Love Makes the World Go Round

January 5, 2003

Imagine the scene: A successful 30-something couple, Hannah (a doctor) and Justin (a stay-at-home dad), take their two kids to the circus for their daughter Greta's seventh birthday. Their 5-year-old son, James, is sweet and imaginative but so quiet that his preschool teacher wants to hold him back for a year. So it's a surprise when James volunteers to be the assistant for the clown's big finale, and an even bigger surprise when he turns out to be a natural performer. But the biggest surprise of all happens at the end of the act, after the clown puts James on a chair and balances him on his chin: Without so much as a puff of smoke, James disappears. And doesn't come back.

This is the setup for Anne Ursu's seductive second novel, The Disapparation of James. The police treat James' disappearance as a kidnapping, installing a secure telephone line - as well as an officer to answer it - in the Woodrows' house. Hannah and Justin, however, intuitively understand that James hasn't been kidnapped, that there were no smoke and mirrors, that their son has simply vanished. Greta realizes this too, but unlike her mother, who can't get out of bed, and her father, who becomes obsessed with his own investigation, she sits in her playroom and draws pictures to help her remember James, and to have something to give him when he eventually returns (as she never doubts that he will).

Readers of Ursu's first novel, Spilling Clarence, should recognize the terrain - both books take place in a world that is somehow familiar yet fantastical. Spilling Clarence is about a town whose inhabitants are overwhelmed by memories of their pasts after a leak at a psychopharmaceutical factory. Like Hannah and Justin, the inhabitants of Clarence are so consumed by their own thoughts that they can no longer function. This is the realm of fairy tales, which is not to say that nothing bad happens. Both of these books focus on people filled with despair, but you always know that love and hope are going to triumph over sadness and fear. "I don't even know how they go on, loving something that much," says Tom Johnson, the police officer assigned to the Woodrow residence, but Ursu clearly thinks that it's only because they love something that much that the Woodrows have been so blessed. At least, until now.

Ursu uses an old-fashioned storytelling voice, with the narrator commenting sagely on the action and even taking detours such as an entire chapter called "The Saturday That Would Have Been": "In another universe, there is a Saturday morning like any other, in which the Woodrows wake up to an ordinary day, in which whatever happened did not happen, in which the fates were looking the other way, in which the clown never picked James, in which James did not raise his hand at all, in which James got a tummy ache and stayed home with one of his parents ... In this universe, James Woodrow lies safe in his bed, in between two stuffed bears, right where he is supposed to be, and Hannah and Justin wake up to another perfectly quotidian morning."
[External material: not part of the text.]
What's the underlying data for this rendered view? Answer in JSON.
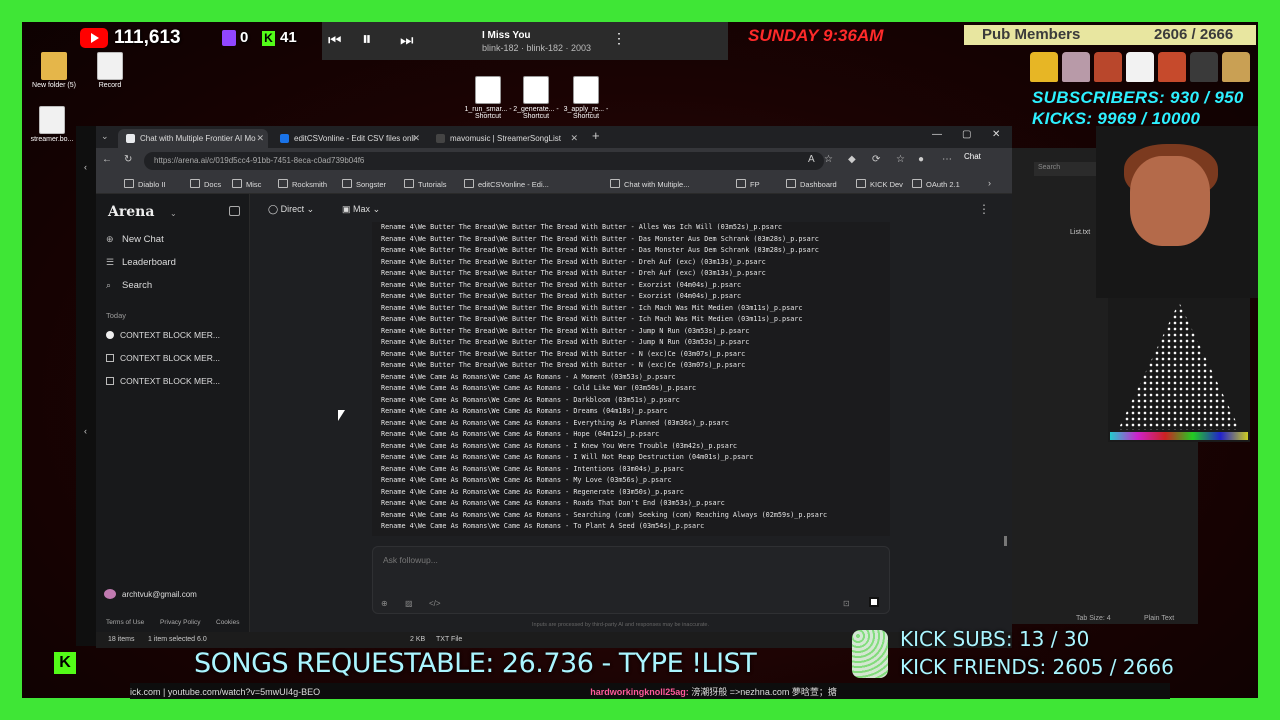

This quotidian day involves Hannah reading the newspaper while watching two birds hop around their backyard feeder; Greta getting ready for her birthday party; Justin running the entertainment at the party; and James hiding from all the girls, who think he's "so CUTE!" An ordinary, "perfectly quotidian" day, perhaps, but Ursu shows that it's actually infused with poetry. Like Ann Patchett's "Bel Canto," The Disapparation of James celebrates the glory of ordinary life in the midst of trauma.